Não serão, portanto, discutidos e demonstrados interesses pontuais na elaboração da trama e do roteiro sobre a obra. Não cabe criticar personagens nem interpretação de atores. Não cabe tentar encontrar simples palavras e argumentos para resumir tão cruamente o que é de uma abrangência infinitamente maior. Vale, sim, parar e analisar o todo, tudo que nele se insere, na ilusão de achar uma resposta unânime. Assim, Kubrick inicia sua épica jornada mostrando ao expectador quem ele é, de onde ele provém. Atribui, assim, um choque inicial, muito bem interpretado. Nos primeiros trinta minutos seremos primatas, desprovidos de uma inteligência mais aguçada, mais convincente e cômoda sobre si. Nisso, a proposta de voltar três milhões de anos no tempo, com a ausência – óbvia – da fala, não propõe nada, ao contrário, obriga o espectador a tirar conclusões, a entender-se, a encontrar respostas, aquilo que ele fará ao longo de todo o filme. Entraremos em contato com um misterioso monolito, instintivamente o estudaremos, assim como faremos posteriormente com o mesmo monolito, passados os três milhões de anos, dando a ideia de não-progressão, ou de uma progressão imaginária e ilusória.
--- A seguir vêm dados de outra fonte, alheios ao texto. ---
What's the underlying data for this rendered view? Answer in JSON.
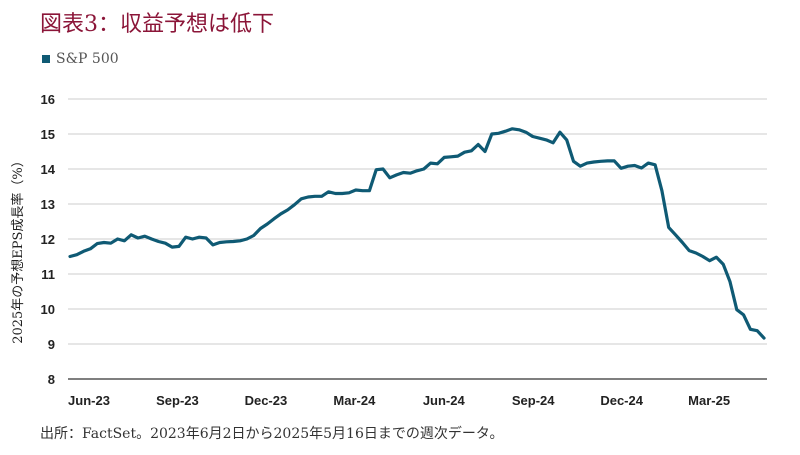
{
  "header": {
    "title": "図表3：収益予想は低下"
  },
  "footer": {
    "source": "出所：FactSet。2023年6月2日から2025年5月16日までの週次データ。"
  },
  "colors": {
    "title": "#8b1538",
    "series": "#0f5a74",
    "grid": "#cccccc",
    "axis": "#333333"
  },
  "chart_data": {
    "type": "line",
    "title": "図表3：収益予想は低下",
    "ylabel": "2025年の予想EPS成長率（%）",
    "xlabel": "",
    "ylim": [
      8,
      16
    ],
    "yticks": [
      8,
      9,
      10,
      11,
      12,
      13,
      14,
      15,
      16
    ],
    "xlim": [
      "2023-06-02",
      "2025-05-16"
    ],
    "xticks": [
      {
        "label": "Jun-23",
        "date": "2023-06-02"
      },
      {
        "label": "Sep-23",
        "date": "2023-09-01"
      },
      {
        "label": "Dec-23",
        "date": "2023-12-01"
      },
      {
        "label": "Mar-24",
        "date": "2024-03-01"
      },
      {
        "label": "Jun-24",
        "date": "2024-06-01"
      },
      {
        "label": "Sep-24",
        "date": "2024-09-01"
      },
      {
        "label": "Dec-24",
        "date": "2024-12-01"
      },
      {
        "label": "Mar-25",
        "date": "2025-03-01"
      }
    ],
    "grid": true,
    "legend": "top-left",
    "series": [
      {
        "name": "S&P 500",
        "color": "#0f5a74",
        "points": [
          [
            "2023-06-02",
            11.5
          ],
          [
            "2023-06-09",
            11.55
          ],
          [
            "2023-06-16",
            11.65
          ],
          [
            "2023-06-23",
            11.72
          ],
          [
            "2023-06-30",
            11.87
          ],
          [
            "2023-07-07",
            11.9
          ],
          [
            "2023-07-14",
            11.88
          ],
          [
            "2023-07-21",
            12.0
          ],
          [
            "2023-07-28",
            11.95
          ],
          [
            "2023-08-04",
            12.12
          ],
          [
            "2023-08-11",
            12.03
          ],
          [
            "2023-08-18",
            12.08
          ],
          [
            "2023-08-25",
            12.0
          ],
          [
            "2023-09-01",
            11.93
          ],
          [
            "2023-09-08",
            11.88
          ],
          [
            "2023-09-15",
            11.77
          ],
          [
            "2023-09-22",
            11.79
          ],
          [
            "2023-09-29",
            12.05
          ],
          [
            "2023-10-06",
            12.0
          ],
          [
            "2023-10-13",
            12.05
          ],
          [
            "2023-10-20",
            12.03
          ],
          [
            "2023-10-27",
            11.83
          ],
          [
            "2023-11-03",
            11.9
          ],
          [
            "2023-11-10",
            11.92
          ],
          [
            "2023-11-17",
            11.93
          ],
          [
            "2023-11-24",
            11.95
          ],
          [
            "2023-12-01",
            12.0
          ],
          [
            "2023-12-08",
            12.1
          ],
          [
            "2023-12-15",
            12.3
          ],
          [
            "2023-12-22",
            12.43
          ],
          [
            "2023-12-29",
            12.58
          ],
          [
            "2024-01-05",
            12.72
          ],
          [
            "2024-01-12",
            12.83
          ],
          [
            "2024-01-19",
            12.98
          ],
          [
            "2024-01-26",
            13.15
          ],
          [
            "2024-02-02",
            13.2
          ],
          [
            "2024-02-09",
            13.22
          ],
          [
            "2024-02-16",
            13.22
          ],
          [
            "2024-02-23",
            13.35
          ],
          [
            "2024-03-01",
            13.3
          ],
          [
            "2024-03-08",
            13.3
          ],
          [
            "2024-03-15",
            13.32
          ],
          [
            "2024-03-22",
            13.4
          ],
          [
            "2024-03-29",
            13.38
          ],
          [
            "2024-04-05",
            13.38
          ],
          [
            "2024-04-12",
            13.98
          ],
          [
            "2024-04-19",
            14.0
          ],
          [
            "2024-04-26",
            13.75
          ],
          [
            "2024-05-03",
            13.83
          ],
          [
            "2024-05-10",
            13.9
          ],
          [
            "2024-05-17",
            13.88
          ],
          [
            "2024-05-24",
            13.95
          ],
          [
            "2024-05-31",
            14.0
          ],
          [
            "2024-06-07",
            14.17
          ],
          [
            "2024-06-14",
            14.15
          ],
          [
            "2024-06-21",
            14.33
          ],
          [
            "2024-06-28",
            14.35
          ],
          [
            "2024-07-05",
            14.37
          ],
          [
            "2024-07-12",
            14.48
          ],
          [
            "2024-07-19",
            14.52
          ],
          [
            "2024-07-26",
            14.7
          ],
          [
            "2024-08-02",
            14.5
          ],
          [
            "2024-08-09",
            15.0
          ],
          [
            "2024-08-16",
            15.02
          ],
          [
            "2024-08-23",
            15.08
          ],
          [
            "2024-08-30",
            15.15
          ],
          [
            "2024-09-06",
            15.12
          ],
          [
            "2024-09-13",
            15.05
          ],
          [
            "2024-09-20",
            14.93
          ],
          [
            "2024-09-27",
            14.88
          ],
          [
            "2024-10-04",
            14.83
          ],
          [
            "2024-10-11",
            14.75
          ],
          [
            "2024-10-18",
            15.05
          ],
          [
            "2024-10-25",
            14.83
          ],
          [
            "2024-11-01",
            14.22
          ],
          [
            "2024-11-08",
            14.08
          ],
          [
            "2024-11-15",
            14.17
          ],
          [
            "2024-11-22",
            14.2
          ],
          [
            "2024-11-29",
            14.22
          ],
          [
            "2024-12-06",
            14.23
          ],
          [
            "2024-12-13",
            14.23
          ],
          [
            "2024-12-20",
            14.02
          ],
          [
            "2024-12-27",
            14.08
          ],
          [
            "2025-01-03",
            14.1
          ],
          [
            "2025-01-10",
            14.03
          ],
          [
            "2025-01-17",
            14.17
          ],
          [
            "2025-01-24",
            14.12
          ],
          [
            "2025-01-31",
            13.38
          ],
          [
            "2025-02-07",
            12.33
          ],
          [
            "2025-02-14",
            12.12
          ],
          [
            "2025-02-21",
            11.9
          ],
          [
            "2025-02-28",
            11.67
          ],
          [
            "2025-03-07",
            11.6
          ],
          [
            "2025-03-14",
            11.5
          ],
          [
            "2025-03-21",
            11.38
          ],
          [
            "2025-03-28",
            11.48
          ],
          [
            "2025-04-04",
            11.28
          ],
          [
            "2025-04-11",
            10.78
          ],
          [
            "2025-04-18",
            9.98
          ],
          [
            "2025-04-25",
            9.83
          ],
          [
            "2025-05-02",
            9.42
          ],
          [
            "2025-05-09",
            9.38
          ],
          [
            "2025-05-16",
            9.17
          ]
        ]
      }
    ]
  }
}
Somos ainda como primatas na vastidão da complexidade do universo. Isso, claro, marcado por uma trilha sonora indescritível, mas que aqui, cruelmente, tentarei fazer. Diante do interesse maior deste longa, não se poderia, jamais, abdicar-se da oportunidade de utilizar-se o cérebro de cada espectador sem a consciência do próprio para fazê-lo entender a mensagem central de cada cena. A demonstração lenta dos acontecimentos e a narrativa sem pressa da história tenta-nos fazer acompanhar o ritmo, nos acalmar e preparar para o que está por vir. Serão as inconfundíveis e marcantes trilhas sonoras dos filmes de Kubrick que resumirão em áudio aquilo que se poderia falar. Porém, assim como tudo no longa, é melhor propor a interpretação do que entregar uma explicação pronta no conforto de entender facilmente uma ideia. Daí, até chegar à marcante cena do homem entrando em contato com seu primeiro instrumento de trabalho e manuseio, já se espera ter preparado o terreno para o que tem por vir.



Passados estes minutos introdutórios, faz-se o maior corte da história do cinema: três milhões de anos. E parece que estamos em contato com uma nova espécie: o homem detentor de conhecimento. Sua inteligência está no foco do filme, e o fará ir à Lua e à Júpiter. Longe, como sua imaginação. Porém, outras propostas seguirão, dando início às abordagens mais contemporâneas, principalmente a relação do homem com a máquina, utilizando-se de uma inteligência artificial, representada pelo computador HALL-9000. Esta odisseia no espaço buscará mostrar que tudo pode ser maior, muito maior que nossa própria imaginação. Que o bloqueio intelectual fará o homem parar no tempo, inconsciente de sua própria capacidade e de seu próprio limite. Porém, uma vez que não se conhece a existência do todo, o limite não haverá, será somente encontrado quando tudo lhe for explicado, e até lá, pode-se decorrer um tempo inimaginável, incalculável, tanto quanto obstáculos ainda não esperados. Esta jornada audaciosa do homem poderá lhe custar um contato mental proporcional ao seu interesse, onde se propõe uma leitura sobre a possibilidade de uma existência de inteligência paralela à do homem.

Quando a obra termina, claro, muito se observa. Há quem não entenda nada, há quem diga que entendeu tudo, há quem discorde, concorde, questione, ame, odeie ou considere-o um excelente resumo do atual estágio da inteligência da vida humana. Resultarão, por fim, diversas interpretações sobre a obra que tenta interpretá-lo. Nessa instabilidade sobre uma conclusão e definição única da obra de Kubrick, todos poderão considerá-lo uma viagem, em qualquer sentido, mas que propõe e atinge com excelência seu interesse original: enaltecendo o pensamento, a interpretação, a imaginação. Aliás, quando da elaboração do livro escrito por Stanley Kubrick e Arthur C. Clarke, tudo já se resumia no pensamento de seus autores, afirmando que “se algum dia alguém disser que entendeu o significado e a obra por completo, nós fracassamos”.